Lucid wird 17. Partner für Supercharging
Rein geschäftlich besteht die Vereinbarung zwischen Tesla und Lucid laut der Mitteilung des Startups darin, dass die eigenen Elektroautos ab 2025 mit Hilfe von Adaptern an 15.000 Supercharger-Säulen in Nordamerika laden können. Das ist ein Jahr später als bei der Vereinbarung, die in diesem Mai Ford als erster der Konkurrenten mit Tesla getroffen hatte, und die Zahl der Säulen hat sich wie dort von zunächst 12.000 auf 15.000 erhöht. Wie Ford und andere Hersteller will Lucid im Gegenzug ab 2025 Elektroautos mit Ladebuchse nach dem entstehenden Tesla-Standard NACS für Nordamerika produzieren.
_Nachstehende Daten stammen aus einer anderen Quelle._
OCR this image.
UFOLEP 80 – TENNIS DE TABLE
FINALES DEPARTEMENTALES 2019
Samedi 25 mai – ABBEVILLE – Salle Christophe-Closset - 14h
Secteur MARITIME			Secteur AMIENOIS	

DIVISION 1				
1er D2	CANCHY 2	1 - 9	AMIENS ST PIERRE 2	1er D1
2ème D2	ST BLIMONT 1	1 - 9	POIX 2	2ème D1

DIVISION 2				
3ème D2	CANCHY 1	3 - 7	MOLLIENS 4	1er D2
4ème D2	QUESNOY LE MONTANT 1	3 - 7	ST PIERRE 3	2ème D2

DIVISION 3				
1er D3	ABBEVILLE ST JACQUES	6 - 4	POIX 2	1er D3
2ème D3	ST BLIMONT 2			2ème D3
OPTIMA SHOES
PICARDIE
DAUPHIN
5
Nachdem sich jetzt auch Lucid dafür entschieden hat, scheint das Supercharger-System als neuer Ladestandard für die Region nicht mehr aufzuhalten. Ähnliche Vereinbarungen mit Tesla haben außer Ford schon 15 weitere Auto-Hersteller geschlossen, darunter neben General Motors auch Mercedes und BMW aus Deutschland sowie mit Toyota zuletzt der größte der Welt. Noch nicht unter den Tesla-Partnern ist der Volkswagen-Konzern, der allerdings bereits angekündigt hat, in seinem US-Ladenetz Electrify America Supercharger-Kabel einführen zu wollen.